Installs standard HTTP middleware.

#### Middleware

- `CORSMiddleware`
  - `allow_origins=["*"]`
  - `allow_methods=["*"]`
  - `allow_headers=["*"]`
- `GZipMiddleware`
  - Compresses responses larger than 1000 bytes.

#### Request ID

- Adds `X-Request-ID` header to every response.
- Stores request ID in `request.state`.

### `server/apis/chat.py`

#### Purpose

Handles chat completion requests with prompt compression, firewall analysis, LLM generation, and post-processing.

#### Key Endpoints

- `POST /v1/chat/completions`
  - Accepts `ChatCompletionRequest`
  - Returns `ChatCompletionResponse`

#### Request Flow

1. Validate service readiness.
2. Perform firewall check on user prompt.
3. Compress prompt with `CompressionService.compress_batch_async()`.
4. Apply shield and safety validation.
5. Call `LLMOrchestrator.generate()` or streaming equivalent.
6. Apply `ResponseCorrector` and `PostLLMVerifier`.
7. Optionally auto-correct low-confidence outputs.
8. Return structured response with NLProxy metadata.

#### Error Handling

- `403` for blocked prompts.
- `400` for invalid user input.
- `504` for compression or LLM timeouts.
- `502` for provider errors.
- `409` when security confidence thresholds are not met.

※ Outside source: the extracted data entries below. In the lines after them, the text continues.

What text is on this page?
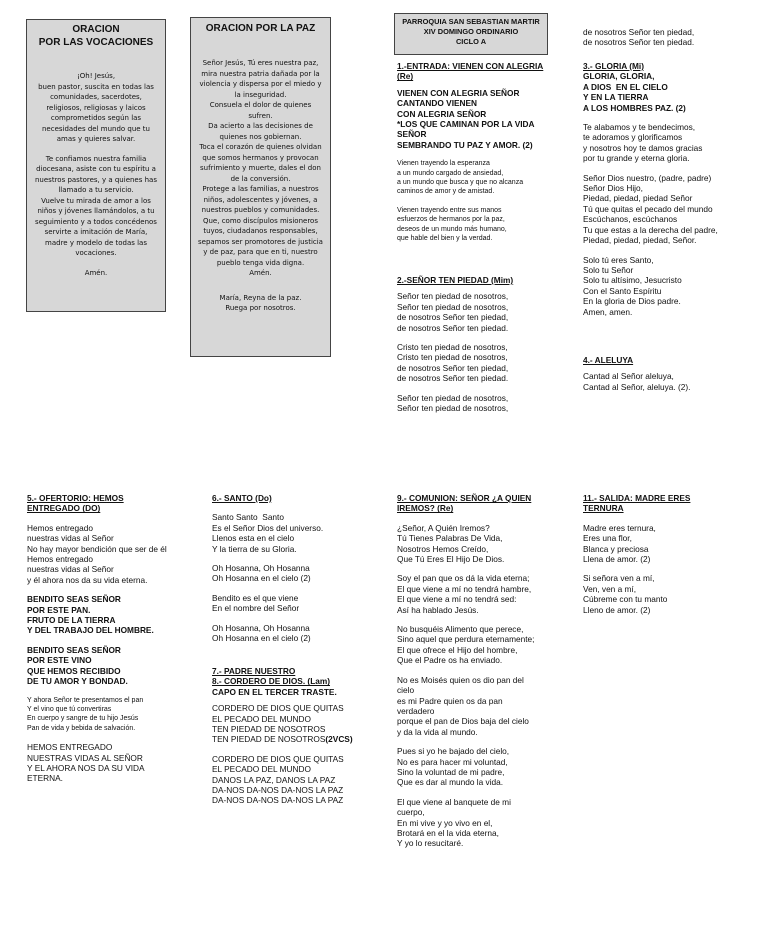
ORACION
POR LAS VOCACIONES
¡Oh! Jesús,
buen pastor, suscita en todas las
comunidades, sacerdotes,
religiosos, religiosas y laicos
comprometidos según las
necesidades del mundo que tu
amas y quieres salvar.
Te confiamos nuestra familia
diocesana, asiste con tu espíritu a
nuestros pastores, y a quienes has
llamado a tu servicio.
Vuelve tu mirada de amor a los
niños y jóvenes llamándolos, a tu
seguimiento y a todos concédenos
servirte a imitación de María,
madre y modelo de todas las
vocaciones.
Amén.
ORACION POR LA PAZ
Señor Jesús, Tú eres nuestra paz,
mira nuestra patria dañada por la
violencia y dispersa por el miedo y
la inseguridad.
Consuela el dolor de quienes
sufren.
Da acierto a las decisiones de
quienes nos gobiernan.
Toca el corazón de quienes olvidan
que somos hermanos y provocan
sufrimiento y muerte, dales el don
de la conversión.
Protege a las familias, a nuestros
niños, adolescentes y jóvenes, a
nuestros pueblos y comunidades.
Que, como discípulos misioneros
tuyos, ciudadanos responsables,
sepamos ser promotores de justicia
y de paz, para que en ti, nuestro
pueblo tenga vida digna.
Amén.
María, Reyna de la paz.
Ruega por nosotros.
PARROQUIA SAN SEBASTIAN MARTIR
XIV DOMINGO ORDINARIO
CICLO A
1.-ENTRADA: VIENEN CON ALEGRIA
(Re)
VIENEN CON ALEGRIA SEÑOR
CANTANDO VIENEN
CON ALEGRIA SEÑOR
*LOS QUE CAMINAN POR LA VIDA
SEÑOR
SEMBRANDO TU PAZ Y AMOR. (2)
Vienen trayendo la esperanza
a un mundo cargado de ansiedad,
a un mundo que busca y que no alcanza
caminos de amor y de amistad.
Vienen trayendo entre sus manos
esfuerzos de hermanos por la paz,
deseos de un mundo más humano,
que hable del bien y la verdad.
2.-SEÑOR TEN PIEDAD (Mim)
Señor ten piedad de nosotros,
Señor ten piedad de nosotros,
de nosotros Señor ten piedad,
de nosotros Señor ten piedad.
Cristo ten piedad de nosotros,
Cristo ten piedad de nosotros,
de nosotros Señor ten piedad,
de nosotros Señor ten piedad.
Señor ten piedad de nosotros,
Señor ten piedad de nosotros,
de nosotros Señor ten piedad,
de nosotros Señor ten piedad.
3.- GLORIA (Mi)
GLORIA, GLORIA,
A DIOS  EN EL CIELO
Y EN LA TIERRA
A LOS HOMBRES PAZ. (2)
Te alabamos y te bendecimos,
te adoramos y glorificamos
y nosotros hoy te damos gracias
por tu grande y eterna gloria.
Señor Dios nuestro, (padre, padre)
Señor Dios Hijo,
Piedad, piedad, piedad Señor
Tú que quitas el pecado del mundo
Escúchanos, escúchanos
Tu que estas a la derecha del padre,
Piedad, piedad, piedad, Señor.
Solo tú eres Santo,
Solo tu Señor
Solo tu altísimo, Jesucristo
Con el Santo Espíritu
En la gloria de Dios padre.
Amen, amen.
4.- ALELUYA
Cantad al Señor aleluya,
Cantad al Señor, aleluya. (2).
5.- OFERTORIO: HEMOS
ENTREGADO (DO)
Hemos entregado
nuestras vidas al Señor
No hay mayor bendición que ser de él
Hemos entregado
nuestras vidas al Señor
y él ahora nos da su vida eterna.
BENDITO SEAS SEÑOR
POR ESTE PAN.
FRUTO DE LA TIERRA
Y DEL TRABAJO DEL HOMBRE.
BENDITO SEAS SEÑOR
POR ESTE VINO
QUE HEMOS RECIBIDO
DE TU AMOR Y BONDAD.
Y ahora Señor te presentamos el pan
Y el vino que tú convertiras
En cuerpo y sangre de tu hijo Jesús
Pan de vida y bebida de salvación.
HEMOS ENTREGADO
NUESTRAS VIDAS AL SEÑOR
Y EL AHORA NOS DA SU VIDA
ETERNA.
6.- SANTO (Do)
Santo Santo  Santo
Es el Señor Dios del universo.
Llenos esta en el cielo
Y la tierra de su Gloria.
Oh Hosanna, Oh Hosanna
Oh Hosanna en el cielo (2)
Bendito es el que viene
En el nombre del Señor
Oh Hosanna, Oh Hosanna
Oh Hosanna en el cielo (2)
7.- PADRE NUESTRO
8.- CORDERO DE DIOS. (Lam)
CAPO EN EL TERCER TRASTE.
CORDERO DE DIOS QUE QUITAS
EL PECADO DEL MUNDO
TEN PIEDAD DE NOSOTROS
TEN PIEDAD DE NOSOTROS(2VCS)
CORDERO DE DIOS QUE QUITAS
EL PECADO DEL MUNDO
DANOS LA PAZ, DANOS LA PAZ
DA-NOS DA-NOS DA-NOS LA PAZ
DA-NOS DA-NOS DA-NOS LA PAZ
9.- COMUNION: SEÑOR ¿A QUIEN
IREMOS? (Re)
¿Señor, A Quién Iremos?
Tú Tienes Palabras De Vida,
Nosotros Hemos Creído,
Que Tú Eres El Hijo De Dios.
Soy el pan que os dá la vida eterna;
El que viene a mí no tendrá hambre,
El que viene a mí no tendrá sed:
Así ha hablado Jesús.
No busquéis Alimento que perece,
Sino aquel que perdura eternamente;
El que ofrece el Hijo del hombre,
Que el Padre os ha enviado.
No es Moisés quien os dio pan del
cielo
es mi Padre quien os da pan
verdadero
porque el pan de Dios baja del cielo
y da la vida al mundo.
Pues si yo he bajado del cielo,
No es para hacer mi voluntad,
Sino la voluntad de mi padre,
Que es dar al mundo la vida.
El que viene al banquete de mi
cuerpo,
En mi vive y yo vivo en el,
Brotará en el la vida eterna,
Y yo lo resucitaré.
11.- SALIDA: MADRE ERES
TERNURA
Madre eres ternura,
Eres una flor,
Blanca y preciosa
Llena de amor. (2)
Si señora ven a mí,
Ven, ven a mí,
Cúbreme con tu manto
Lleno de amor. (2)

### `server/apis/health.py`

#### Purpose

Exposes service diagnostics and health status.

#### Endpoints

- `GET /health`
  - Returns aggregate status of compression, LLM providers, and semantic cache.
- `GET /metrics/app`
  - Returns basic request and cache metrics.

### `server/apis/errors.py`

#### Purpose

Defines global exception handlers for HTTP and internal errors.

#### Behavior

- Converts `HTTPException` into `JSONResponse` with structured error payloads.
- Handles unexpected exceptions with HTTP 500.

### `server/apis/models.py`

#### Purpose

Placeholder for model discovery APIs.

## Schemas

### `server/schemas.py`

Defines Pydantic request and response models:

- `Message`
- `ChatCompletionRequest`
- `ChatCompletionResponse`
- `HealthResponse`
- `MetricsResponse`

#### Validation Notes

- `Message.content` must not be empty.
- `ChatCompletionRequest` supports `provider`, `model`, `mode`, `aggressiveness`, `privacy_mode`, `auto_correct`, and `use_perplexity`.
- `privacy_mode` defaults to `settings.privacy_mode_default` if omitted.

### `server/logger.py`

#### Purpose

Provides FastAPI-specific logger setup.

#### Functions

- `setup_logging(level)`
- `get_request_logger(name)`

## Deployment Considerations

- The server uses an async lifespan, so startup failures should surface before binding ports.
- Metrics are only enabled if `settings.enable_metrics` is true.
- The server expects dependent modules and models to be available at startup.
- Use `uvicorn` via `cli/runserver.py` for production readiness.